Published Date: 15 June 2017 Categories: Patients, Myeloma

When Harvey Westbury and his wife were on holiday in St Petersburg, Russia, in 2008, they were not expecting a cancer diagnosis.

Harvey and Jo Westbury

“My wife Jo and I were visiting as tourists, and I became progressively less well while we were there,” Harvey said.

“Jo called the hotel doctor after I collapsed in our room with general weakness, severe back spasms, and gastro-intestinal problems.”

The myeloma had also caused end-stage kidney failure, forcing Harvey to fight for his life for several weeks in hospital in Russia.

Harvey was subsequently air-ambulanced to a more specialised hospital in Frankfurt, Germany, where he was finally stabilised. After a few weeks he was air-ambulanced to the Wesley Hospital in Brisbane.

After an autologous stem cell transplant, chemotherapy, and haemo-dialysis (which he still undertakes), Harvey went home to Noosa on the Sunshine Coast.

“My treatment plan ultimately saved my life, but I found I was unable to do many of the activities I enjoyed before. I needed something else to keep me occupied,” Harvey said.

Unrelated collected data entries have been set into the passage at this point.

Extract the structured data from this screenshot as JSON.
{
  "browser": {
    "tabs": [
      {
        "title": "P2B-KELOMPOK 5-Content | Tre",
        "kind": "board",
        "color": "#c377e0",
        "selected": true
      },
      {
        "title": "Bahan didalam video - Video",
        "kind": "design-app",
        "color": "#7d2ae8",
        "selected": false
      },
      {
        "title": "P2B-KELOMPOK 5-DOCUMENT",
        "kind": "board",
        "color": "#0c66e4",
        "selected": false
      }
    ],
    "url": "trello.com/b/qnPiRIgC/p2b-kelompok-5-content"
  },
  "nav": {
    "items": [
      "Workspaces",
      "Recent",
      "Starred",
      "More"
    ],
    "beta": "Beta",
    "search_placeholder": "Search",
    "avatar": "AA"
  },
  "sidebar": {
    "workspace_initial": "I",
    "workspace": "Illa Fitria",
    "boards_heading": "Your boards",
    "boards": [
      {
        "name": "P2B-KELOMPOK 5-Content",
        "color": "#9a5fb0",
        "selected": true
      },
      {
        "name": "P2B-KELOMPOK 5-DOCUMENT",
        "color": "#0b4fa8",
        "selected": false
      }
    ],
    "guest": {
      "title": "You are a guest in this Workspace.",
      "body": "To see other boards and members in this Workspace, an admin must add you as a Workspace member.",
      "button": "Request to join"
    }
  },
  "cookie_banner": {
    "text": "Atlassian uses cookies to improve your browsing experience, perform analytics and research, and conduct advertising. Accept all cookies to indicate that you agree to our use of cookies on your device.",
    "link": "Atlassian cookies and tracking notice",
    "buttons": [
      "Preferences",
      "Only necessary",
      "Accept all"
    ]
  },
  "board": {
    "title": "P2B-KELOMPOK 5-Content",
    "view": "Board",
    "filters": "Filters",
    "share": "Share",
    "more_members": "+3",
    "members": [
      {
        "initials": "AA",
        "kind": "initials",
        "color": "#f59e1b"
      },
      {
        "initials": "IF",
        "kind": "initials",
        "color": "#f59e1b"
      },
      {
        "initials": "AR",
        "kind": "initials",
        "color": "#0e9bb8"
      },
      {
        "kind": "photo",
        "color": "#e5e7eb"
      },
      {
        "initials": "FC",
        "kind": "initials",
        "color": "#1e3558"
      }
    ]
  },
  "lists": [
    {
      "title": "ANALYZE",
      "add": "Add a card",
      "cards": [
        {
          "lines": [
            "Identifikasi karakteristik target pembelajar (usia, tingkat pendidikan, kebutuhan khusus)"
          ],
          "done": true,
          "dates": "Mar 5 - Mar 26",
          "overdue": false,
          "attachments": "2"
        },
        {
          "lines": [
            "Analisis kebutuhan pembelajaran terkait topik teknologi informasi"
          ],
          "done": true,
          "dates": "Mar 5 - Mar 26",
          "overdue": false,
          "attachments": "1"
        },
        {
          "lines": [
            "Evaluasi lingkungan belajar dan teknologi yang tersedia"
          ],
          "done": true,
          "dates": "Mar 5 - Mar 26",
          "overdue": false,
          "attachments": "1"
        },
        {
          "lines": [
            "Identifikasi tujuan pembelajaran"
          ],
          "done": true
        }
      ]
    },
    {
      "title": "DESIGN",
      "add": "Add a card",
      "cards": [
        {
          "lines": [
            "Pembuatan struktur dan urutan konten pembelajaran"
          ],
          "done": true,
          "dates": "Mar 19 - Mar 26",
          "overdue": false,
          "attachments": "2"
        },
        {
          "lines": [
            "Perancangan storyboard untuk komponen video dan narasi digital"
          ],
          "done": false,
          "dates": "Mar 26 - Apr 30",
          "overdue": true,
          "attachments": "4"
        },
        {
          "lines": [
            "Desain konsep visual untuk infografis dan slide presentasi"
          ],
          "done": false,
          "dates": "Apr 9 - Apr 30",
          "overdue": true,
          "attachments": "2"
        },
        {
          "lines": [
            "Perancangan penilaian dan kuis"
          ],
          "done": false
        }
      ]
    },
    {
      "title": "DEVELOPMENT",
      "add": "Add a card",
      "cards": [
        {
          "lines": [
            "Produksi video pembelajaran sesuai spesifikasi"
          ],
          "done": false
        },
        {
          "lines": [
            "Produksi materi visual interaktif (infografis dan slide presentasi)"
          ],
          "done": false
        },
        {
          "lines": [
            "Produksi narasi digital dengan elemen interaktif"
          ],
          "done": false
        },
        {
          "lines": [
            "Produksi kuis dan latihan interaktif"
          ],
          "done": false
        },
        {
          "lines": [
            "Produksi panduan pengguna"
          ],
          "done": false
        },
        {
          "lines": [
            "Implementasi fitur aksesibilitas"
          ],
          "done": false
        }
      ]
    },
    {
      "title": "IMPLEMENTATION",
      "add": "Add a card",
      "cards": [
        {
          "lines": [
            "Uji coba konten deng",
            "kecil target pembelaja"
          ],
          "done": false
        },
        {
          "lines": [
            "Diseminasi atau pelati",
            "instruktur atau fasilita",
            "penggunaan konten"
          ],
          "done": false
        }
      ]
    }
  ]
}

Harvey had previously spent most of his career working in veterinary research, primarily studying animal infectious diseases caused by viruses.

“Following my diagnosis, I was unable to do much physical activity without tiring very quickly. However, I still had my mental facilities and thought I needed an appropriate challenge to keep me going,” he said.

Consequently, he enrolled to undertake the onerous and demanding requirements for the Doctor of Veterinary Science (DVSc) degree at the University of Sydney.

“I was required to write and submit for examination a very detailed scientific thesis concerning the virus diseases of animals,” Harvey said.

Harvey says he had “ups and downs” during the three years it took him to write his thesis, along with further hospital admissions for health complications.

“Doing the research and the writing for my thesis was certainly challenging, but I persisted despite the setbacks – I was determined to finish it,” he said.

Harvey’s determination paid off last year, when he was awarded his DVSc for his thesis titled ‘Studies on endemic, exotic and emerging diseases of animals caused by viruses’.

Harvey Westbury

Harvey said the staff at the Noosa Hospital Renal Unit helped him during his study, as they encouraged patients to do things they may never have contemplated before.

He found further support with the Leukaemia Foundation’s newsletters, which he has received for several years.

“I really enjoy reading them, particularly the stories about people facing the challenge of life-changing events. They help provide inspiration – if they can do it, so can I!”

Harvey has a few words of inspiration of his own to share with others. “Get involved in something that you reckon you can do, preferably something that’s challenging,” he said.

“This creates, in my opinion, a very positive attitude and immunises you against negative thoughts and any feelings that life is not worthwhile.”

Harvey is now keeping busy with researching his family tree, and taking part in community activities. He’s also still “basking in the satisfaction” of finishing his DVSc.

“What seemed improbable, in the first instance, turned into reality. Dreams do come true, even under difficult circumstances.”